He also said that while the system had stabilised by late Thursday afternoon, a possibility of another power emergency being declared remains.
Briefing the media on Friday, a day after Eskom declared an emergency on the power system, CEO Dames said the state-owned utility has, following the 2008 load shedding, put several systems in place to respond to unforeseen events, including the introduction of a national emergency centre.
He called on residents to use electricity sparingly and to avoid wastages – especially industrial customers.
“The risk of emergency conditions developing remains with us for the rest of March and into April.

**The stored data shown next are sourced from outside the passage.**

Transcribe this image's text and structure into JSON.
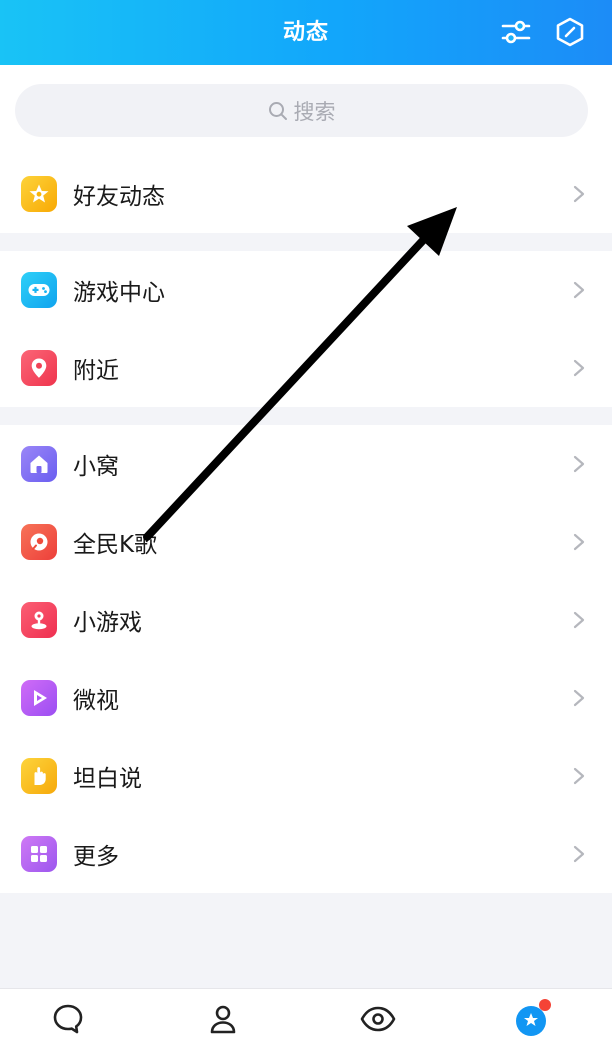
{
  "header": {
    "title": "动态"
  },
  "search": {
    "placeholder": "搜索"
  },
  "groups": [
    [
      {
        "label": "好友动态",
        "icon": "star-icon",
        "color": "#fbb80a"
      }
    ],
    [
      {
        "label": "游戏中心",
        "icon": "gamepad-icon",
        "color": "#17b8f3"
      },
      {
        "label": "附近",
        "icon": "location-pin-icon",
        "color": "#f2465a"
      }
    ],
    [
      {
        "label": "小窝",
        "icon": "home-icon",
        "color": "#7b6cf3"
      },
      {
        "label": "全民K歌",
        "icon": "karaoke-icon",
        "color": "#f1543f"
      },
      {
        "label": "小游戏",
        "icon": "joystick-icon",
        "color": "#f23c5c"
      },
      {
        "label": "微视",
        "icon": "play-icon",
        "color": "#b35af4"
      },
      {
        "label": "坦白说",
        "icon": "hand-icon",
        "color": "#f8b90d"
      },
      {
        "label": "更多",
        "icon": "grid-icon",
        "color": "#b069f0"
      }
    ]
  ],
  "tabbar": {
    "tabs": [
      {
        "name": "messages",
        "icon": "chat-bubble-icon"
      },
      {
        "name": "contacts",
        "icon": "person-icon"
      },
      {
        "name": "watch",
        "icon": "eye-icon"
      },
      {
        "name": "dynamics",
        "icon": "star-planet-icon",
        "badge": true
      }
    ]
  },
  "colors": {
    "header_start": "#19c3f6",
    "header_end": "#1c8cf7",
    "badge": "#f44336"
  }
}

“From a planning perspective, the unplanned outages are expected to reduce as we go into winter.
“Planning is consistently in the ‘red’ which makes us extremely vulnerable to any unforeseen events,” he said. Dames also said this week’s load shedding was rolled-out due to poor coal quality following heavy rainfall around various parts of the country.
He said wet coal led caused lower power generation at various plants, and this resulted in a few plants being forcibly shut down.

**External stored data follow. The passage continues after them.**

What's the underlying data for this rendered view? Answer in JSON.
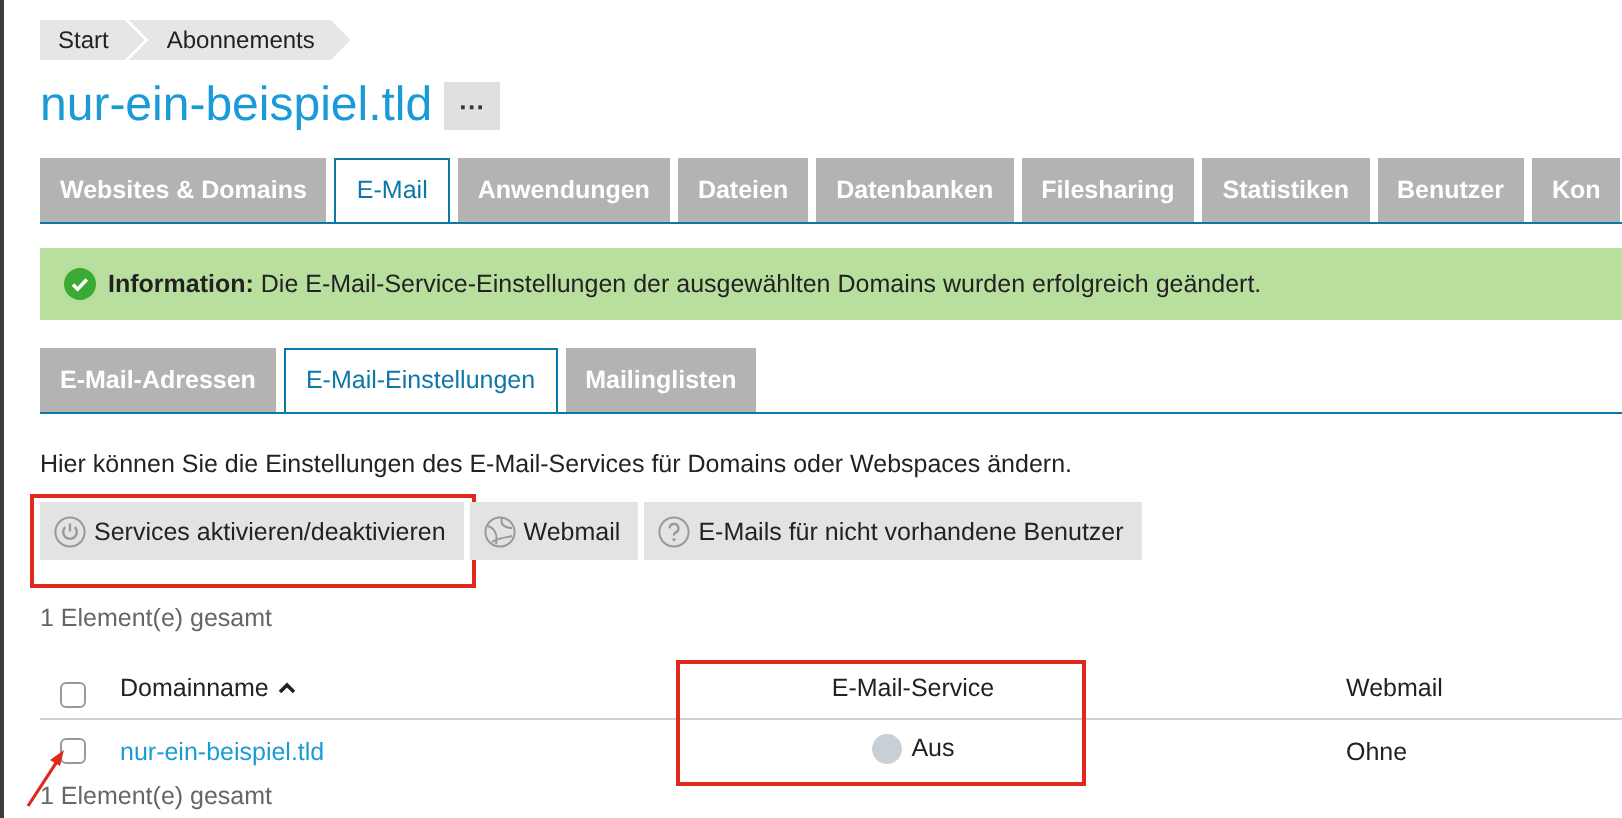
{
  "breadcrumb": [
    "Start",
    "Abonnements"
  ],
  "title": "nur-ein-beispiel.tld",
  "title_menu": "···",
  "tabs": [
    {
      "label": "Websites & Domains",
      "selected": false
    },
    {
      "label": "E-Mail",
      "selected": true
    },
    {
      "label": "Anwendungen",
      "selected": false
    },
    {
      "label": "Dateien",
      "selected": false
    },
    {
      "label": "Datenbanken",
      "selected": false
    },
    {
      "label": "Filesharing",
      "selected": false
    },
    {
      "label": "Statistiken",
      "selected": false
    },
    {
      "label": "Benutzer",
      "selected": false
    },
    {
      "label": "Kon",
      "selected": false
    }
  ],
  "message": {
    "kind": "success",
    "text": "**Information:** Die E-Mail-Service-Einstellungen der ausgewählten Domains wurden erfolgreich geändert."
  },
  "subtabs": [
    {
      "label": "E-Mail-Adressen",
      "selected": false
    },
    {
      "label": "E-Mail-Einstellungen",
      "selected": true
    },
    {
      "label": "Mailinglisten",
      "selected": false
    }
  ],
  "description": "Hier können Sie die Einstellungen des E-Mail-Services für Domains oder Webspaces ändern.",
  "toolbar": [
    {
      "kind": "power",
      "label": "Services aktivieren/deaktivieren",
      "highlighted": true
    },
    {
      "kind": "globe",
      "label": "Webmail"
    },
    {
      "kind": "help",
      "label": "E-Mails für nicht vorhandene Benutzer"
    }
  ],
  "count_top": "1 Element(e) gesamt",
  "table": {
    "all_checked": false,
    "columns": [
      {
        "label": "Domainname",
        "sorted": true
      },
      {
        "label": "E-Mail-Service",
        "highlighted": true
      },
      {
        "label": "Webmail"
      }
    ],
    "rows": [
      {
        "checked": false,
        "pointed": true,
        "domain": "nur-ein-beispiel.tld",
        "service_on": false,
        "service": "Aus",
        "webmail": "Ohne"
      }
    ]
  },
  "count_bottom": "1 Element(e) gesamt"
}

As a result, the Grootvlei and the Majuba power plants lost one power generating unit each, while the Kendal plant lost four units.
By 9pm on Wednesday, the Kendal plant had lost 400 Mega Watts – putting the system under extreme pressure and forcing Eskom’s hand on the early hours of Thursday morning to declare an emergency and implement load shedding.
On Thursday, Dames called on the industrial customers to reduce their consumption by 10% for load shedding to be avoided in the coming days.
He reiterated this call, and also made a plea to residential customers to also use energy responsibly during both off-peak and peak hours, saying Eskom cannot do it alone.
“We can point fingers at everybody, but it is crucially important that all South Africans do save electricity and (saving) 10% across the entire customer base would certainly make a substantial difference in making sure that the power system is stable.”
CEO Dames said after the 2008 power outages, Eskom put in place adequate protocols to respond to a power system emergency should it be under pressure.
This included improving communications to customers, quarterly media briefings, the introduction of a national emergency command centre and at an executive level, weekly reviews and system analysis.